La guerre est là, à notre porte depuis maintenant plus de trois ans. Elle est arrivée comme par surprise. Surprise de celui qui ne veut ni voir, ni savoir. Surprise qui vire à la stupéfaction. Nous avons tourné le dos au réel de la guerre. « C’est une faute impardonnable1 », une lâcheté morale, pourrait-on interroger.
L’armée française a pourtant été engagée dans vingt guerres depuis 1961. Il y eut la guerre en ex-Yougoslavie, puis celle du Golfe, avec leurs frappes chirurgicales. La guerre se rapprochait géographiquement, mais elle se voulait propre, la guerre zéro mort.
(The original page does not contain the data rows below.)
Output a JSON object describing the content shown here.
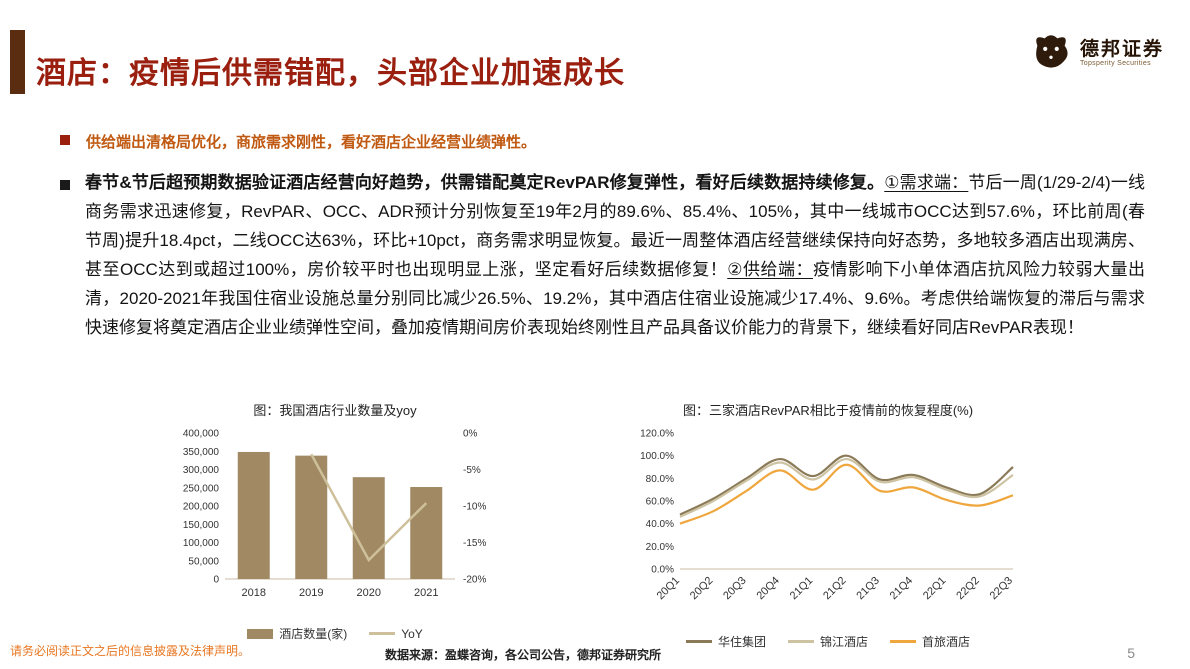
{
  "header": {
    "title": "酒店：疫情后供需错配，头部企业加速成长",
    "brand_cn": "德邦证券",
    "brand_en": "Topsperity Securities"
  },
  "summary": {
    "highlight": "供给端出清格局优化，商旅需求刚性，看好酒店企业经营业绩弹性。"
  },
  "body": {
    "lead": "春节&节后超预期数据验证酒店经营向好趋势，供需错配奠定RevPAR修复弹性，看好后续数据持续修复。",
    "underline1": "①需求端：",
    "text1": "节后一周(1/29-2/4)一线商务需求迅速修复，RevPAR、OCC、ADR预计分别恢复至19年2月的89.6%、85.4%、105%，其中一线城市OCC达到57.6%，环比前周(春节周)提升18.4pct，二线OCC达63%，环比+10pct，商务需求明显恢复。最近一周整体酒店经营继续保持向好态势，多地较多酒店出现满房、甚至OCC达到或超过100%，房价较平时也出现明显上涨，坚定看好后续数据修复！",
    "underline2": "②供给端：",
    "text2": "疫情影响下小单体酒店抗风险力较弱大量出清，2020-2021年我国住宿业设施总量分别同比减少26.5%、19.2%，其中酒店住宿业设施减少17.4%、9.6%。考虑供给端恢复的滞后与需求快速修复将奠定酒店企业业绩弹性空间，叠加疫情期间房价表现始终刚性且产品具备议价能力的背景下，继续看好同店RevPAR表现！"
  },
  "chart_data": [
    {
      "type": "bar",
      "title": "图：我国酒店行业数量及yoy",
      "categories": [
        "2018",
        "2019",
        "2020",
        "2021"
      ],
      "series": [
        {
          "name": "酒店数量(家)",
          "kind": "bar",
          "axis": "left",
          "values": [
            348000,
            338000,
            279000,
            252000
          ],
          "color": "#a18a63"
        },
        {
          "name": "YoY",
          "kind": "line",
          "axis": "right",
          "values": [
            null,
            -2.9,
            -17.4,
            -9.6
          ],
          "color": "#cdc09b"
        }
      ],
      "y_left": {
        "min": 0,
        "max": 400000,
        "step": 50000
      },
      "y_right": {
        "min": -20,
        "max": 0,
        "step": 5,
        "format": "percent"
      },
      "grid": false,
      "legend_position": "bottom"
    },
    {
      "type": "line",
      "title": "图：三家酒店RevPAR相比于疫情前的恢复程度(%)",
      "categories": [
        "20Q1",
        "20Q2",
        "20Q3",
        "20Q4",
        "21Q1",
        "21Q2",
        "21Q3",
        "21Q4",
        "22Q1",
        "22Q2",
        "22Q3"
      ],
      "series": [
        {
          "name": "华住集团",
          "values": [
            48,
            62,
            80,
            97,
            82,
            100,
            79,
            83,
            72,
            66,
            90
          ],
          "color": "#8a7a57"
        },
        {
          "name": "锦江酒店",
          "values": [
            46,
            60,
            78,
            94,
            79,
            97,
            77,
            81,
            70,
            64,
            83
          ],
          "color": "#cdc3a3"
        },
        {
          "name": "首旅酒店",
          "values": [
            40,
            51,
            69,
            87,
            70,
            92,
            69,
            72,
            61,
            56,
            65
          ],
          "color": "#efa63c"
        }
      ],
      "ylim": [
        0,
        120
      ],
      "y_step": 20,
      "grid": false,
      "legend_position": "bottom"
    }
  ],
  "footer": {
    "disclaimer": "请务必阅读正文之后的信息披露及法律声明。",
    "source": "数据来源：盈蝶咨询，各公司公告，德邦证券研究所",
    "page_number": "5"
  },
  "colors": {
    "title": "#9a1f0f",
    "accent_bar": "#5a2c10",
    "summary_text": "#c05a12",
    "footer_orange": "#e87722"
  }
}
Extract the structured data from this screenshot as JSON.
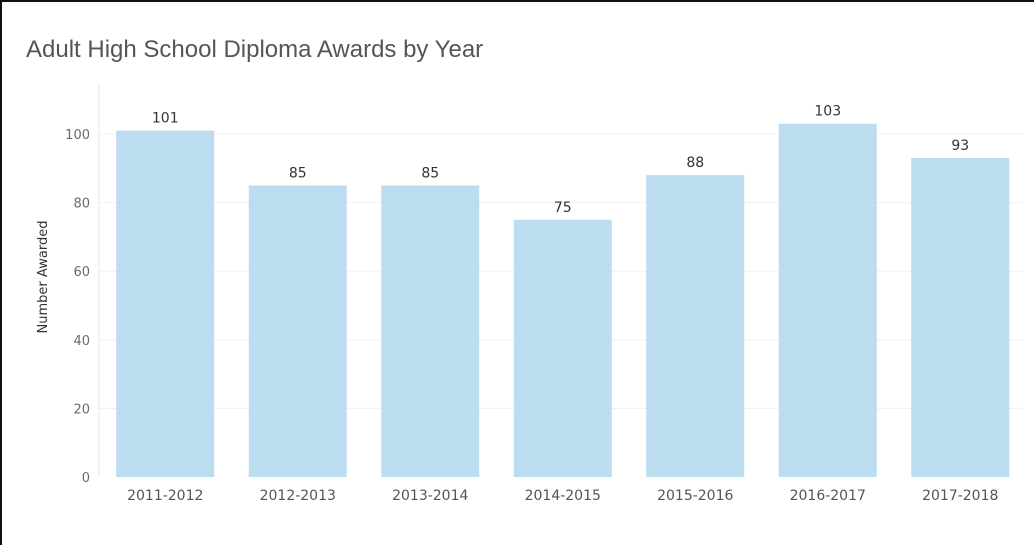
{
  "chart_data": {
    "type": "bar",
    "title": "Adult High School Diploma Awards by Year",
    "xlabel": "",
    "ylabel": "Number Awarded",
    "categories": [
      "2011-2012",
      "2012-2013",
      "2013-2014",
      "2014-2015",
      "2015-2016",
      "2016-2017",
      "2017-2018"
    ],
    "values": [
      101,
      85,
      85,
      75,
      88,
      103,
      93
    ],
    "data_labels": [
      "101",
      "85",
      "85",
      "75",
      "88",
      "103",
      "93"
    ],
    "yticks": [
      0,
      20,
      40,
      60,
      80,
      100
    ],
    "ytick_labels": [
      "0",
      "20",
      "40",
      "60",
      "80",
      "100"
    ],
    "ylim": [
      0,
      112
    ],
    "grid": true,
    "bar_color": "#bcdcef",
    "gridline_color": "#f0f0f0"
  }
}
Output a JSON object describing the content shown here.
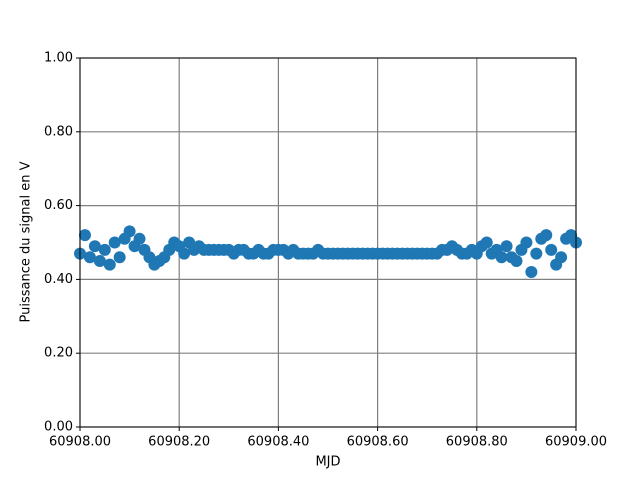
{
  "chart_data": {
    "type": "scatter",
    "xlabel": "MJD",
    "ylabel": "Puissance du signal en V",
    "xlim": [
      60908.0,
      60909.0
    ],
    "xticks": [
      {
        "value": 60908.0,
        "label": "60908.00"
      },
      {
        "value": 60908.2,
        "label": "60908.20"
      },
      {
        "value": 60908.4,
        "label": "60908.40"
      },
      {
        "value": 60908.6,
        "label": "60908.60"
      },
      {
        "value": 60908.8,
        "label": "60908.80"
      },
      {
        "value": 60909.0,
        "label": "60909.00"
      }
    ],
    "ylim": [
      0,
      1
    ],
    "yticks": [
      {
        "value": 0,
        "label": "0.00"
      },
      {
        "value": 0.2,
        "label": "0.20"
      },
      {
        "value": 0.4,
        "label": "0.40"
      },
      {
        "value": 0.6,
        "label": "0.60"
      },
      {
        "value": 0.8,
        "label": "0.80"
      },
      {
        "value": 1,
        "label": "1.00"
      }
    ],
    "grid": true,
    "color": "#1f77b4",
    "x": [
      60908.0,
      60908.01,
      60908.02,
      60908.03,
      60908.04,
      60908.05,
      60908.06,
      60908.07,
      60908.08,
      60908.09,
      60908.1,
      60908.11,
      60908.12,
      60908.13,
      60908.14,
      60908.15,
      60908.16,
      60908.17,
      60908.18,
      60908.19,
      60908.2,
      60908.21,
      60908.22,
      60908.23,
      60908.24,
      60908.25,
      60908.26,
      60908.27,
      60908.28,
      60908.29,
      60908.3,
      60908.31,
      60908.32,
      60908.33,
      60908.34,
      60908.35,
      60908.36,
      60908.37,
      60908.38,
      60908.39,
      60908.4,
      60908.41,
      60908.42,
      60908.43,
      60908.44,
      60908.45,
      60908.46,
      60908.47,
      60908.48,
      60908.49,
      60908.5,
      60908.51,
      60908.52,
      60908.53,
      60908.54,
      60908.55,
      60908.56,
      60908.57,
      60908.58,
      60908.59,
      60908.6,
      60908.61,
      60908.62,
      60908.63,
      60908.64,
      60908.65,
      60908.66,
      60908.67,
      60908.68,
      60908.69,
      60908.7,
      60908.71,
      60908.72,
      60908.73,
      60908.74,
      60908.75,
      60908.76,
      60908.77,
      60908.78,
      60908.79,
      60908.8,
      60908.81,
      60908.82,
      60908.83,
      60908.84,
      60908.85,
      60908.86,
      60908.87,
      60908.88,
      60908.89,
      60908.9,
      60908.91,
      60908.92,
      60908.93,
      60908.94,
      60908.95,
      60908.96,
      60908.97,
      60908.98,
      60908.99,
      60909.0
    ],
    "values": [
      0.47,
      0.52,
      0.46,
      0.49,
      0.45,
      0.48,
      0.44,
      0.5,
      0.46,
      0.51,
      0.53,
      0.49,
      0.51,
      0.48,
      0.46,
      0.44,
      0.45,
      0.46,
      0.48,
      0.5,
      0.49,
      0.47,
      0.5,
      0.48,
      0.49,
      0.48,
      0.48,
      0.48,
      0.48,
      0.48,
      0.48,
      0.47,
      0.48,
      0.48,
      0.47,
      0.47,
      0.48,
      0.47,
      0.47,
      0.48,
      0.48,
      0.48,
      0.47,
      0.48,
      0.47,
      0.47,
      0.47,
      0.47,
      0.48,
      0.47,
      0.47,
      0.47,
      0.47,
      0.47,
      0.47,
      0.47,
      0.47,
      0.47,
      0.47,
      0.47,
      0.47,
      0.47,
      0.47,
      0.47,
      0.47,
      0.47,
      0.47,
      0.47,
      0.47,
      0.47,
      0.47,
      0.47,
      0.47,
      0.48,
      0.48,
      0.49,
      0.48,
      0.47,
      0.47,
      0.48,
      0.47,
      0.49,
      0.5,
      0.47,
      0.48,
      0.46,
      0.49,
      0.46,
      0.45,
      0.48,
      0.5,
      0.42,
      0.47,
      0.51,
      0.52,
      0.48,
      0.44,
      0.46,
      0.51,
      0.52,
      0.5
    ]
  }
}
Nous avons rêvé d’un monde sans guerre, pensé la guerre comme un accident. Comment cette déprise a-t-elle été possible après tous les conflits qui ont ravagé l’Europe ? La psychanalyse nous enseigne que la guerre est la civilisation, « ce commerce interhumain2 ». En effet elle implique le discours du maître, le lien social, la culture, les institutions, la science. La guerre est aussi autodestruction, elle transgresse toutes les normes.
Des artistes, des journalistes tentent de nous ouvrir les yeux. Loup Bureau, dans son documentaire Tranchées, filme la vie de soldats ukrainiens dans le Donbass, en 2021. Dans un enfermement oppressant, entre deux opérations, ils entretiennent leurs corps et creusent des tranchées. Nous sommes là au ras du sol, au ras des corps qui, à tout moment, peuvent être pulvérisés par un projectile. Ces images actualisent celles de la première guerre mondiale. « La guerre transforme les corps en fragments épars que l’on ramasse après la bataille ; des morceaux détachés qui, un instant auparavant, étaient habités par une histoire.3 »
De Babi Yar, lieu ukrainien de massacre de juifs pendant la seconde guerre mondiale, à Boutcha, Jonathan Little et Antoine d’Agata4 tentent d’écrire pas à pas les entours de ce réel. Par le texte, les photographies, ils suivent la trace de ces corps massacrés, assassinés, de ces crimes, en leur redonnant une histoire, une identité.
Florence Aubenas5 décrit la violence faite aux corps des Ukrainiennes. Ces femmes courageuses osent nommer l’abject de cette guerre, la haine du féminin en tant qu’idéologie au cœur de ce conflit en Ukraine6. À travers ces femmes, il s’agit de détruire une culture, un pays. À la violence, s’ajoutent les atrocités, la cruauté. Nous en sommes stupéfaits alors que la guerre y a toujours conduit les combattants, « parce qu’ils le peuvent7 ».
Le dévoilement de la jouissance intrinsèque à toute guerre est à mettre en perspective avec le déni de la guerre. « Il est tout de même tout à fait clair que si la victoire d’une armée sur une autre est strictement imprévisible, c’est que du combattant on ne peut pas calculer la jouissance.8 »
Claude Oger
[1] Ce texte est le produit d’un travail de cartel pour le vecteur Cinéma et psychanalyse, « Pourquoi la guerre ? » à Rennes.
Audoin-Rouzeau S., Studio Lacan, édition spéciale : Retour de la guerre en Europe, 30 mars 2023, https://www.youtube.com/watch?v=3R4h2bHXox0
[2] Lacan J., Le Séminaire, livre V, Les formations de l’inconscient, texte établi par J.-A. Miller, Paris, Seuil, 1998, p. 111.
[3] Briole G., « L’encore à corps », L’Hebdo-Blog, n°267, 11 avril 2022, disponible sur internet.
[4] Littell J., d’Agata A., Un endroit inconvénient, Paris, Gallimard, 2023.
[5] Aubenas F., « Le long combat des Ukrainiennes victimes de violences sexuelles, des ″survivantes″ dans un pays où le viol est tabou », Le Monde, 19 avril 2024, disponible sur internet.
[6] Cf. Langelez-Stevens K., « La guerre, lalangue et la jouissance féminine », Quarto, n°133, 2023, p. 90.
[7] Audoin-Rouzeau S., op. cit.
[8] Lacan J., Le Séminaire, livre XXI, « Les non-dupes errent », leçon du 20 novembre 1973, inédit.